En outre, l’article 6 prescrit que les informations obtenues par décompilation ne peuvent être utilisées à d’autres fins et qu’elles ne peuvent être communiquées à des tiers.
Dans l'ensemble, le droit de décompilation prévu par l'article 6 codifie ce qui est censé être une pratique courante dans l'industrie du logiciel. On connaît peu de poursuites judiciaires européennes découlant du droit de décompilation.
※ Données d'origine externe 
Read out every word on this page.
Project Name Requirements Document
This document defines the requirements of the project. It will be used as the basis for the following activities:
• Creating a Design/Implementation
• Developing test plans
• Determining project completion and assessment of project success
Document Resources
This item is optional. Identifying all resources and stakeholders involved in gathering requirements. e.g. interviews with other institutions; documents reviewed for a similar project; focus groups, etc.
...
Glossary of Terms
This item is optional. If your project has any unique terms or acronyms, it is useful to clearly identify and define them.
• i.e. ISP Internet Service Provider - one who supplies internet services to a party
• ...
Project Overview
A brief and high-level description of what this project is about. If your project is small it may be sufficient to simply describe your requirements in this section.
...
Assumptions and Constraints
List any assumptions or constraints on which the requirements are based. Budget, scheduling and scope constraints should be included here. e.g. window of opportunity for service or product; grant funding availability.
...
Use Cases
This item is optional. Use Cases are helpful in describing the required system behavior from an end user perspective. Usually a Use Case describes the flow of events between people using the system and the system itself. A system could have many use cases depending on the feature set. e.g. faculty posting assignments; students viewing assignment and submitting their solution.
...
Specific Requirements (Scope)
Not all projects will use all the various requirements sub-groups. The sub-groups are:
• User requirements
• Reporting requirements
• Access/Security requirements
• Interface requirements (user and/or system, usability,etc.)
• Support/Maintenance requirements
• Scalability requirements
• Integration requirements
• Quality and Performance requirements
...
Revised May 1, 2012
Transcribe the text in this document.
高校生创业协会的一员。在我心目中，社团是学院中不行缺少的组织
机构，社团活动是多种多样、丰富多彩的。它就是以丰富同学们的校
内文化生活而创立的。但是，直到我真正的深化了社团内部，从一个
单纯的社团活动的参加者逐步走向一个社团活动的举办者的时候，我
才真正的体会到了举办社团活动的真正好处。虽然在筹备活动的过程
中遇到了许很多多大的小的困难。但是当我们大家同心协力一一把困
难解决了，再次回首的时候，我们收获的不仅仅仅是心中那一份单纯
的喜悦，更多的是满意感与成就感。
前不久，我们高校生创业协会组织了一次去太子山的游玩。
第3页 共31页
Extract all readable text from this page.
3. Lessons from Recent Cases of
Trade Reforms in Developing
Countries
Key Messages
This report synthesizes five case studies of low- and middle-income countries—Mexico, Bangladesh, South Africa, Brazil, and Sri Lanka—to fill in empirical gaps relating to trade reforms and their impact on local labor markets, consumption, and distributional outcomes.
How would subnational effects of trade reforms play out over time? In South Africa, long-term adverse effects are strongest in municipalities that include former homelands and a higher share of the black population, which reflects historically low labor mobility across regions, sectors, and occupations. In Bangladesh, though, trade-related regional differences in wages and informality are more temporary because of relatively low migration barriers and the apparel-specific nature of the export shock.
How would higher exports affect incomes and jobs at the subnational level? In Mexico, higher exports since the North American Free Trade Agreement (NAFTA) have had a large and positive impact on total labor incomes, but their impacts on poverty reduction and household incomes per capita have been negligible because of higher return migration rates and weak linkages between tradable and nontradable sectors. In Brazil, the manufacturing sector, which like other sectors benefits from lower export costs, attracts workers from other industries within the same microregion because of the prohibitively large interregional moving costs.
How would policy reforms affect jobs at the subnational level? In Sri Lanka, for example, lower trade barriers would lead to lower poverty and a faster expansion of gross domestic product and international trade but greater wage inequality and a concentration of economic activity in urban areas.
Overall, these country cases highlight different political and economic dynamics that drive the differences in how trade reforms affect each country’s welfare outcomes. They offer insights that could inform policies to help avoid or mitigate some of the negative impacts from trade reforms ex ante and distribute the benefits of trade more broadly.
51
Cela pourrait être interprété comme signifiant l'une des trois choses suivantes :
- ) le droit de décompilation n'est pas utilisé fréquemment et il se peut donc qu'il ait été inutile,
- ) le droit de décompilation fonctionne bien et offre une sécurité juridique suffisante pour ne pas donner lieu à des litiges juridiques ou
- ) la décompilation illégale passe largement inaperçue.
Dans un rapport de 2000 concernant la mise en œuvre de la directive sur les logiciels par les États membres européens, la Commission européenne semble soutenir la deuxième interprétation.